Armorik whiskies are made from one hundred percent French malted barley. I like that because the French are quite health conscious when it comes to the use of pesticides, and their grains are usually GMO-free.
As for the soil conditions where French barley is grown, it is mostly granite-based, with a fairly similar climate to England across the channel. Yes, it’s warmer than Scotland, up north, but the sea air provides a nice moderating presence as in Scotland. Call this “ionizing” if you wish.
The Warenghem distillery, located in Lannion, Brittany, has been producing liqueurs and spirits for over a century. Leon Warenghem created his first product, the Elixir d’Armorique, a distillate of 35 plants which won awards at international exhibitions in 1902. Since then, the distillery has churned out a nice variety of apple brandy, honey liqueurs, fruit and plant-based liqueurs, as well as beers, and, last but not least, whiskies.
Warenghem double-distills for a couple of days in tradition copper stills to make the wash for Armorik whisky. Normally, a combination of refill bourbon casks from American white oak, and refill sherry butts from spain, are used.
In the case of Sherry Finish Armorik (currently under review), the aging starts in ex-bourbon casks. A few months prior to bottling, these are poured into ex-sherry casks for finishing. No, that’s not a long amount of time in the sherry wood, by any stretch. However, it does affect the whisky’s composition to some extent.
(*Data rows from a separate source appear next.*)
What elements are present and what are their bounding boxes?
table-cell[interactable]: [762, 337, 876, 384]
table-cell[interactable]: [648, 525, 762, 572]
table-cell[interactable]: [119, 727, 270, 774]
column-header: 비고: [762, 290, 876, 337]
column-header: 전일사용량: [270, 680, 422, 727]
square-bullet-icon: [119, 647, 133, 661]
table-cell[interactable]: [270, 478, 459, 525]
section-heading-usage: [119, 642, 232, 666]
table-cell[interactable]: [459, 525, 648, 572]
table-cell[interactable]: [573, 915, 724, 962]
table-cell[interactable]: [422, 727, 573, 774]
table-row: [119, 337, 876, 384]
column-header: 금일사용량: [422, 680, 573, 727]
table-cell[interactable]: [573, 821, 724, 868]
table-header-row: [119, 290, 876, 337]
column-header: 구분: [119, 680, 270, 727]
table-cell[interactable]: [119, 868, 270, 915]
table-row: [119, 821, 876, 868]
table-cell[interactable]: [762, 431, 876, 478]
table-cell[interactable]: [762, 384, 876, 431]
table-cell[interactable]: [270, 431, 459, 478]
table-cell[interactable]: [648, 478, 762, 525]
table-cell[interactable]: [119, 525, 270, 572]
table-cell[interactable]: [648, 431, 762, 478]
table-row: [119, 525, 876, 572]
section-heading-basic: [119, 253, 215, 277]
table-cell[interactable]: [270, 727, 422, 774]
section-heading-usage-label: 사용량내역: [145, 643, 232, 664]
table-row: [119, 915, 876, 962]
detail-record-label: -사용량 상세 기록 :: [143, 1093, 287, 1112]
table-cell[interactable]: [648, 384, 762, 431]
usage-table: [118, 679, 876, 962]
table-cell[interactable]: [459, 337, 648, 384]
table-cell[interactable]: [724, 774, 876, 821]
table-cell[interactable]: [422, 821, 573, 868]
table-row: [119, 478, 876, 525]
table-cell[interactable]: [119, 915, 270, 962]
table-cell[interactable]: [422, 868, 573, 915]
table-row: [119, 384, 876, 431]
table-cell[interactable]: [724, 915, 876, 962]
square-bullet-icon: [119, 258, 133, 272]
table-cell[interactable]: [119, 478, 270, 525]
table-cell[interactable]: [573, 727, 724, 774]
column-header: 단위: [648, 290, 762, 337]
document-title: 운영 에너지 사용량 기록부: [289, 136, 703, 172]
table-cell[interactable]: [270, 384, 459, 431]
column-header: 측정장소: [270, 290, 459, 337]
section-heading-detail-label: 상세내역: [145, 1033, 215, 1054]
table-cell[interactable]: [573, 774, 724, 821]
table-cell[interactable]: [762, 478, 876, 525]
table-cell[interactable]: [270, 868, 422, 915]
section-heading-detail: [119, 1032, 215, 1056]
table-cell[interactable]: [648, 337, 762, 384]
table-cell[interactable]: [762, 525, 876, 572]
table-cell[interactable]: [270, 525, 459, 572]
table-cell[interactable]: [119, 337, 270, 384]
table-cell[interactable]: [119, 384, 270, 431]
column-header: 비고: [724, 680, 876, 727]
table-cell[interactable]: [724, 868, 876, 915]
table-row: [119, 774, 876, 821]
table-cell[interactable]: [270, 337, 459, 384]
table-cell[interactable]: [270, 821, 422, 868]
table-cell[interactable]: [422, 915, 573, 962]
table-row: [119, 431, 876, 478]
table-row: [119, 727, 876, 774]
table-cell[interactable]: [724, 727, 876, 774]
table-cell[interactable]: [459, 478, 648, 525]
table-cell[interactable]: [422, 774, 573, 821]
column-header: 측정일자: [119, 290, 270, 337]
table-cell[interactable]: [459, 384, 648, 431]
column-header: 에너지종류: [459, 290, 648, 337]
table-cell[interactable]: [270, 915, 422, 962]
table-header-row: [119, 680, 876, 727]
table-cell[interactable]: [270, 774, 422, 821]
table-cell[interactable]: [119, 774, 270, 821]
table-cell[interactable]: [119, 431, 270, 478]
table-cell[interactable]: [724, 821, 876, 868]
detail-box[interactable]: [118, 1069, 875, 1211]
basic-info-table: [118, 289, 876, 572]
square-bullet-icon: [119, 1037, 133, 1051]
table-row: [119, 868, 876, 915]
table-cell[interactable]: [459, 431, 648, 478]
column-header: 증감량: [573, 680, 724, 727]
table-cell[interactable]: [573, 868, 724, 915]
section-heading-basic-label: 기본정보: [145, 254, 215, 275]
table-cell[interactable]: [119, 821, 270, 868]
Frankly, it’s not all that uncommon a practice in Scotland, either, at least with many of the mass-produced offerings. All right, enough talk. Let’s crack open the bottle for a hit of French sauce.
Tasting Notes
Vital Stats: Warenghem Distillery’s Armorik Single Malt Sherry Finish; 750ml; made in Brittany France; 46% ABV / 92 proof; 100% malted barley; NAS; non-chill filtered / natural color; Average price $63.
Appearance: Pale gold in color. Fast-running legs without any appreciable beading reveal the stripes of a spirit that is fairly young in age.
Nose: Baby vomit, wet hay, Valentine’s day candy, caramel, watermelon-flavored Jolly Ranchers, rose water, Abuelita hot chocolate powder, over-ripe apples, and a fairly pungent style of malt.
Palate: The palate is better than the nose. That rancid barley note is magically transformed into a nicely palatable Malt-O-Meal sort of thing that reminds me of my childhood. With time in the mouth, the whisky morphs into a peppery number, along with black licorice, and some allspice.
A little fruit is here on the palate, as well, but it’s subdued, mingling with sweet nothings akin to caramel. There’s quince, orange marmalade, and lemon zest. Despite the title, this whisky isn’t very “winey,” and it certainly isn’t very oaky. Let me take another sip. Oh, interesting. Now, I’m getting dark roast coffee beans, sourdough toast with butter, and a hint of a Krispy Kreme glazed doughnut.
The youth of this Armorik whisky prolongs its finish, but not in a particularly sophisticated way. Length is medium, with a touch of slightly curdled malt that goes bitter–not due to an oak influence from the casks, but rather from a mysterious little pat of ash and coffee grounds. Seems a bit contrived.